Bazı insanların dünyaya geliş amaçları olurdu; şarkıcı olmak, balerin olmak, futbolcu olmak, yönetici olmak gibi...Benimse dünyaya geliş amacım yoktu. İnsanlarla yiyişmek dışında.
Kucağımda ki bedenden nefes almak amacıyla saniyelik ayırdığım dudaklarımı tekrar dudaklarına bastırdım ve ellerimi arsızca vücudunda gezdirmeye devam ettim.
Cebimde ki telefonum titrerken sinirle geri çekildim. Birileriyle öpüşürken rahatsız edilmekten nefret ediyordum. Nefesimi düzene sokmaya çalışarak telefonu açtım.
"Ne oldu?"
"Haruto! Ablanın düğününe 1 saatten az süre kaldı ve sen hala yoksun!"
Kucağımda ki kişi ellerini ıslak saçlarımda gezdirdiğinde gözlerine bakıyordum. Dudaklarımı yaladım. "Anne, geç kalmayacağım dedim ne uzatıyorsun?"
"Hele geç kal. Kendini öldü bil o zaman." gözlerimi devirdim. Sabrım sınanıyordu gerçekten. Cevap vermeyip telefonu kapadım. Geç kalmayacağımı söylemiştim, kalmayacaktım da. Sanki ablamla çok iyi bir ilişkim varmış gibi gelmemi neden bu kadar önemsiyorlardı anlamıyordum.
Bana bakan iki çift göze çevirdim gözlerimi. Kırmızımsı dudaklarını büzdü "Sanırım gitmen gerekiyor." Kafamı yavaşça sallayıp dudağına küçük bir öpücük kondurdum. Üstümden kalkarken koltukta duran siyah ceketimi aldım ve üzerime geçirdim. Mekandan ayrılıp dışarı çıktığımda valelerden birisi motorumu getirmişti.
Kaskımı takıp motora bindim. Beklemeden sürdüğümde yollar boştu. Han'ın evine gelmiştim. Yakın arkadaşlarımdan biriydi. Kıyafetlerimi buraya bırakmıştım. Burada işlerimi halledip öyle geçecektim eve. Çünkü paramız yokmuş gibi düğünü evde yapıyorduk. Fazlasıyla saçmaydı.
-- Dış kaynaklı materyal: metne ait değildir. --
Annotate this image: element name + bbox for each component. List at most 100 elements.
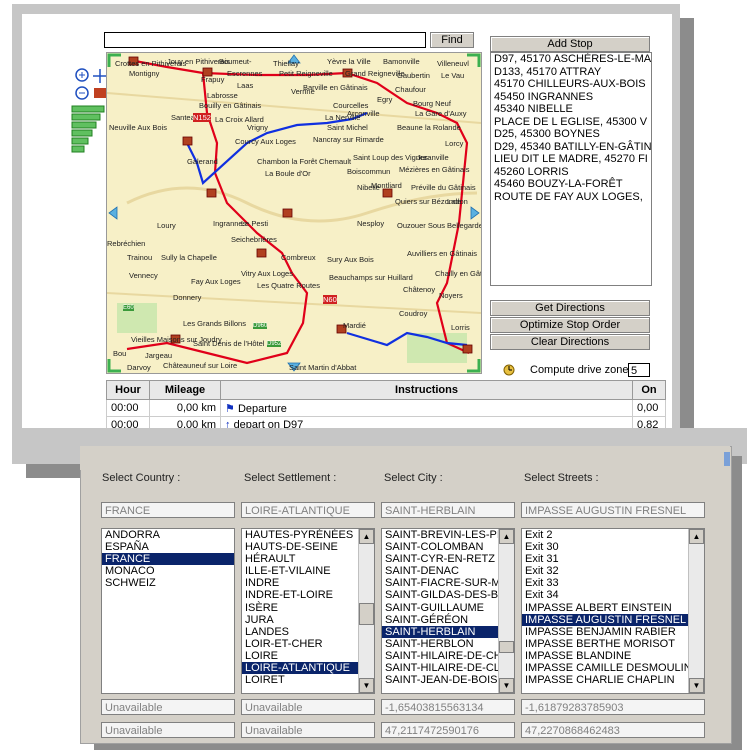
list-item[interactable]: MONACO [102, 565, 234, 577]
scroll-up-icon[interactable]: ▲ [689, 529, 704, 544]
scroll-up-icon[interactable]: ▲ [359, 529, 374, 544]
list-item[interactable]: SAINT-HILAIRE-DE-CLI [382, 662, 514, 674]
col-on[interactable]: On [632, 380, 666, 400]
list-item[interactable]: Exit 31 [522, 553, 704, 565]
list-item[interactable]: IMPASSE BLANDINE [522, 650, 704, 662]
scrollbar[interactable]: ▲ ▼ [358, 529, 374, 693]
selected-settlement-field[interactable]: LOIRE-ATLANTIQUE [241, 502, 375, 518]
list-item[interactable]: ANDORRA [102, 529, 234, 541]
country-list[interactable]: ANDORRA ESPAÑA FRANCE MONACO SCHWEIZ [101, 528, 235, 694]
search-input[interactable] [104, 32, 426, 48]
zoom-slider[interactable] [70, 104, 106, 158]
list-item[interactable]: LOIRE [242, 650, 374, 662]
scrollbar[interactable]: ▲ ▼ [498, 529, 514, 693]
list-item[interactable]: D133, 45170 ATTRAY [491, 66, 651, 79]
list-item[interactable]: LOIR-ET-CHER [242, 638, 374, 650]
list-item[interactable]: SAINT-HILAIRE-DE-CH [382, 650, 514, 662]
list-item[interactable]: SAINT-DENAC [382, 565, 514, 577]
list-item[interactable]: SAINT-CYR-EN-RETZ [382, 553, 514, 565]
col-mileage[interactable]: Mileage [149, 380, 221, 400]
get-directions-button[interactable]: Get Directions [490, 300, 650, 316]
list-item[interactable]: IMPASSE AUGUSTIN FRESNEL [522, 613, 704, 626]
country-coord-1[interactable]: Unavailable [101, 699, 235, 715]
list-item[interactable]: LOIRE-ATLANTIQUE [242, 662, 374, 675]
optimize-stop-order-button[interactable]: Optimize Stop Order [490, 317, 650, 333]
list-item[interactable]: FRANCE [102, 553, 234, 566]
list-item[interactable]: IMPASSE ALBERT EINSTEIN [522, 602, 704, 614]
list-item[interactable]: Exit 2 [522, 529, 704, 541]
list-item[interactable]: 45460 BOUZY-LA-FORÊT [491, 178, 651, 191]
country-coord-2[interactable]: Unavailable [101, 722, 235, 738]
list-item[interactable]: INDRE-ET-LOIRE [242, 589, 374, 601]
list-item[interactable]: SAINT-GUILLAUME [382, 602, 514, 614]
street-latitude[interactable]: 47,2270868462483 [521, 722, 705, 738]
list-item[interactable]: SAINT-GILDAS-DES-BO [382, 589, 514, 601]
list-item[interactable]: Exit 30 [522, 541, 704, 553]
scroll-down-icon[interactable]: ▼ [499, 678, 514, 693]
street-list[interactable]: Exit 2 Exit 30 Exit 31 Exit 32 Exit 33 Exit 3… [521, 528, 705, 694]
list-item[interactable]: Exit 34 [522, 589, 704, 601]
zoom-out-icon[interactable] [74, 84, 88, 98]
list-item[interactable]: 45170 CHILLEURS-AUX-BOIS [491, 78, 651, 91]
list-item[interactable]: ROUTE DE FAY AUX LOGES, [491, 191, 651, 204]
selected-street-field[interactable]: IMPASSE AUGUSTIN FRESNEL [521, 502, 705, 518]
clear-directions-button[interactable]: Clear Directions [490, 334, 650, 350]
list-item[interactable]: SAINT-BREVIN-LES-PIN [382, 529, 514, 541]
scroll-down-icon[interactable]: ▼ [359, 678, 374, 693]
list-item[interactable]: LIEU DIT LE MADRE, 45270 FI [491, 153, 651, 166]
stop-list[interactable]: D97, 45170 ASCHÈRES-LE-MA D133, 45170 AT… [490, 52, 652, 286]
list-item[interactable]: SAINT-FIACRE-SUR-MA [382, 577, 514, 589]
map[interactable]: Crottes en Pithiverais Jouy en Pithiverai… [106, 52, 482, 374]
scrollbar[interactable]: ▲ ▼ [688, 529, 704, 693]
scroll-thumb[interactable] [499, 641, 514, 653]
add-stop-button[interactable]: Add Stop [490, 36, 650, 52]
list-item[interactable]: ILLE-ET-VILAINE [242, 565, 374, 577]
truck-icon[interactable] [92, 86, 106, 100]
list-item[interactable]: 45450 INGRANNES [491, 91, 651, 104]
list-item[interactable]: 45340 NIBELLE [491, 103, 651, 116]
list-item[interactable]: IMPASSE BERTHE MORISOT [522, 638, 704, 650]
col-hour[interactable]: Hour [106, 380, 150, 400]
list-item[interactable]: INDRE [242, 577, 374, 589]
list-item[interactable]: SAINT-HERBLON [382, 638, 514, 650]
city-longitude[interactable]: -1,65403815563134 [381, 699, 515, 715]
settlement-coord-2[interactable]: Unavailable [241, 722, 375, 738]
list-item[interactable]: D29, 45340 BATILLY-EN-GÂTIN [491, 141, 651, 154]
city-latitude[interactable]: 47,2117472590176 [381, 722, 515, 738]
scroll-thumb[interactable] [359, 603, 374, 625]
settlement-coord-1[interactable]: Unavailable [241, 699, 375, 715]
list-item[interactable]: ISÈRE [242, 602, 374, 614]
list-item[interactable]: LOIRET [242, 674, 374, 686]
list-item[interactable]: IMPASSE BENJAMIN RABIER [522, 626, 704, 638]
list-item[interactable]: JURA [242, 614, 374, 626]
city-list[interactable]: SAINT-BREVIN-LES-PIN SAINT-COLOMBAN SAINT-… [381, 528, 515, 694]
selected-city-field[interactable]: SAINT-HERBLAIN [381, 502, 515, 518]
col-instructions[interactable]: Instructions [220, 380, 633, 400]
find-button[interactable]: Find [430, 32, 474, 48]
list-item[interactable]: SCHWEIZ [102, 577, 234, 589]
list-item[interactable]: HÉRAULT [242, 553, 374, 565]
list-item[interactable]: SAINT-JEAN-DE-BOISE [382, 674, 514, 686]
settlement-list[interactable]: HAUTES-PYRÉNÉES HAUTS-DE-SEINE HÉRAULT ILLE… [241, 528, 375, 694]
list-item[interactable]: SAINT-COLOMBAN [382, 541, 514, 553]
list-item[interactable]: SAINT-GÉRÉON [382, 614, 514, 626]
table-row[interactable]: 00:00 0,00 km ⚑ Departure 0,00 [106, 399, 666, 417]
list-item[interactable]: ESPAÑA [102, 541, 234, 553]
list-item[interactable]: 45260 LORRIS [491, 166, 651, 179]
list-item[interactable]: LANDES [242, 626, 374, 638]
list-item[interactable]: Exit 33 [522, 577, 704, 589]
list-item[interactable]: D25, 45300 BOYNES [491, 128, 651, 141]
selected-country-field[interactable]: FRANCE [101, 502, 235, 518]
list-item[interactable]: SAINT-HERBLAIN [382, 625, 514, 638]
scroll-down-icon[interactable]: ▼ [689, 678, 704, 693]
list-item[interactable]: IMPASSE CHARLIE CHAPLIN [522, 674, 704, 686]
list-item[interactable]: HAUTS-DE-SEINE [242, 541, 374, 553]
zoom-in-icon[interactable] [74, 66, 88, 80]
list-item[interactable]: IMPASSE CAMILLE DESMOULIN [522, 662, 704, 674]
list-item[interactable]: Exit 32 [522, 565, 704, 577]
list-item[interactable]: D97, 45170 ASCHÈRES-LE-MA [491, 53, 651, 66]
list-item[interactable]: HAUTES-PYRÉNÉES [242, 529, 374, 541]
pan-icon[interactable] [92, 66, 106, 80]
drive-zone-input[interactable]: 5 [628, 363, 650, 377]
street-longitude[interactable]: -1,61879283785903 [521, 699, 705, 715]
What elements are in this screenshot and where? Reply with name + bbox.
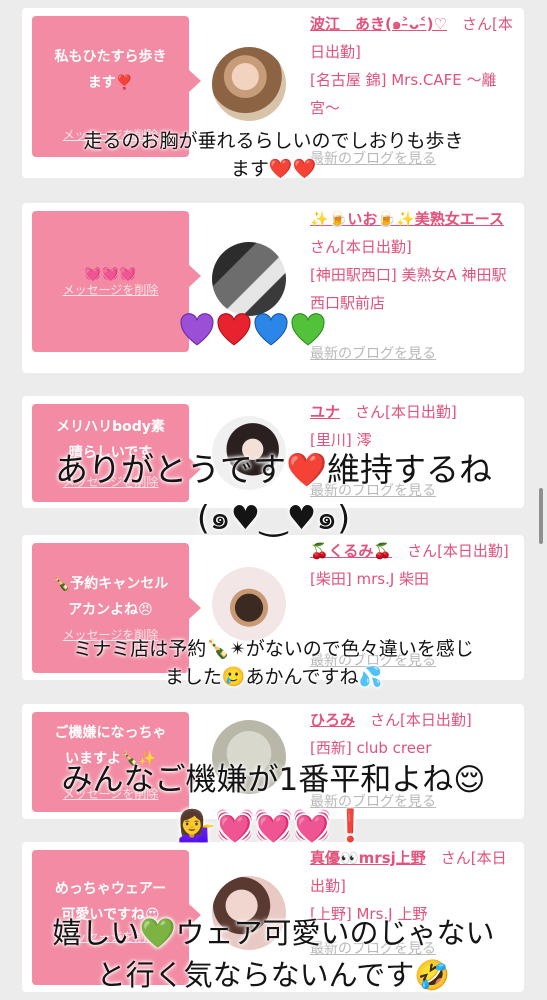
green-heart-icon	[291, 313, 325, 346]
message-card: ご機嫌になっちゃ いますよ🍾✨ メッセージを削除 ひろみ さん[本日出勤] [西…	[22, 704, 524, 819]
delete-message-link[interactable]: メッセージを削除	[32, 473, 189, 490]
latest-blog-link[interactable]: 最新のブログを見る	[310, 791, 436, 811]
latest-blog-link[interactable]: 最新のブログを見る	[310, 938, 436, 958]
shop-label: [名古屋 錦] Mrs.CAFE 〜離宮〜	[310, 71, 497, 117]
latest-blog-link[interactable]: 最新のブログを見る	[310, 650, 436, 670]
message-card: 私もひたすら歩き ます❣️ メッセージを削除 波江 あき(๑˃̵ᴗ˂̵)♡ さん…	[22, 8, 524, 178]
avatar[interactable]	[212, 242, 286, 316]
message-text: 🍾予約キャンセル アカンよね😠	[52, 576, 169, 618]
delete-message-link[interactable]: メッセージを削除	[32, 126, 189, 143]
message-text: 私もひたすら歩き ます❣️	[54, 49, 167, 91]
profile-name-link[interactable]: ユナ	[310, 403, 340, 421]
profile-name-link[interactable]: 🍒くるみ🍒	[310, 542, 392, 560]
message-text: メリハリbody素 晴らしいです	[56, 419, 165, 461]
message-card: 💓💓💓 メッセージを削除 ✨🍺いお🍺✨美熟女エース さん[本日出勤] [神田駅西…	[22, 203, 524, 373]
message-card: メリハリbody素 晴らしいです メッセージを削除 ユナ さん[本日出勤] [里…	[22, 396, 524, 508]
message-bubble: 💓💓💓 メッセージを削除	[32, 211, 201, 352]
avatar[interactable]	[212, 47, 286, 121]
message-text: めっちゃウェアー 可愛いですね😍	[54, 881, 167, 923]
profile-status: さん[本日出勤]	[407, 542, 509, 560]
avatar[interactable]	[212, 720, 286, 794]
shop-label: [里川] 澪	[310, 431, 372, 449]
red-heart-icon	[217, 313, 251, 346]
reply-hearts	[180, 313, 325, 347]
latest-blog-link[interactable]: 最新のブログを見る	[310, 343, 436, 363]
message-card: めっちゃウェアー 可愛いですね😍 メッセージを削除 真優👀mrsj上野 さん[本…	[22, 842, 524, 992]
delete-message-link[interactable]: メッセージを削除	[32, 785, 189, 802]
profile-name-link[interactable]: 波江 あき(๑˃̵ᴗ˂̵)♡	[310, 15, 447, 33]
message-card: 🍾予約キャンセル アカンよね😠 メッセージを削除 🍒くるみ🍒 さん[本日出勤] …	[22, 535, 524, 680]
delete-message-link[interactable]: メッセージを削除	[32, 928, 189, 945]
shop-label: [柴田] mrs.J 柴田	[310, 570, 430, 588]
shop-label: [神田駅西口] 美熟女A 神田駅西口駅前店	[310, 266, 507, 312]
message-bubble: ご機嫌になっちゃ いますよ🍾✨ メッセージを削除	[32, 712, 201, 812]
profile-name-link[interactable]: ひろみ	[310, 711, 355, 729]
profile-name-link[interactable]: 真優👀mrsj上野	[310, 849, 426, 867]
message-bubble: 私もひたすら歩き ます❣️ メッセージを削除	[32, 16, 201, 157]
blue-heart-icon	[254, 313, 288, 346]
message-bubble: 🍾予約キャンセル アカンよね😠 メッセージを削除	[32, 543, 201, 673]
shop-label: [西新] club creer	[310, 739, 432, 757]
purple-heart-icon	[180, 313, 214, 346]
profile-status: さん[本日出勤]	[355, 403, 457, 421]
profile-status: さん[本日出勤]	[310, 238, 412, 256]
avatar[interactable]	[212, 416, 286, 490]
profile-status: さん[本日出勤]	[370, 711, 472, 729]
latest-blog-link[interactable]: 最新のブログを見る	[310, 480, 436, 500]
shop-label: [上野] Mrs.J 上野	[310, 905, 428, 923]
message-bubble: めっちゃウェアー 可愛いですね😍 メッセージを削除	[32, 850, 201, 985]
avatar[interactable]	[212, 567, 286, 641]
latest-blog-link[interactable]: 最新のブログを見る	[310, 148, 436, 168]
delete-message-link[interactable]: メッセージを削除	[32, 281, 189, 298]
profile-name-link[interactable]: ✨🍺いお🍺✨美熟女エース	[310, 210, 504, 228]
message-text: ご機嫌になっちゃ いますよ🍾✨	[54, 725, 167, 767]
avatar[interactable]	[212, 876, 286, 950]
message-bubble: メリハリbody素 晴らしいです メッセージを削除	[32, 404, 201, 502]
delete-message-link[interactable]: メッセージを削除	[32, 626, 189, 643]
scrollbar[interactable]	[539, 488, 543, 544]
Kapıyı çalıp beklemeye başladım. Kapı açıldığında Han'ı görmeyi beklerken karşıma Minho çıkmıştı. Şaşırmamıştım, ikisi sevgili olmadıklarını söylüyordu ama ne zaman gelsem Minho buradaydı.
"Minho,senin kendi evin yok mu? Ne zaman gelsem buradasın."
"Sanane."
Gözlerimi devirip içeri girdim. İkisinin sevgili olduğunu iddia etsem yine inkar edecekti. Geniş koltuğa geçip ayaklarımı uzattım. "Han nerde?"
"Banyo da."
Minho karşımda ki koltuğa oturduğunda piç gibi sırıtarak yüzüne baktım. Arkasında ki yastığı bana doğru fırlattı. "Hiç bir şey demedim." Minho sinirle yüzüme baktığında gülüyordum. Komikti. Sanki evet çıkıyoruz dediklerinde karşı çıkacaktık.
"Haruto."
Merdivenlerden inerken bana seslenen Han'a çevirdim kafamı. Banyodan çıktığı için boynunda havlu vardı. Ayağa kalktım. "Biz hiç sohbete girmeyelim. Ben duş alacağım. Sonra giyinip çıkarım."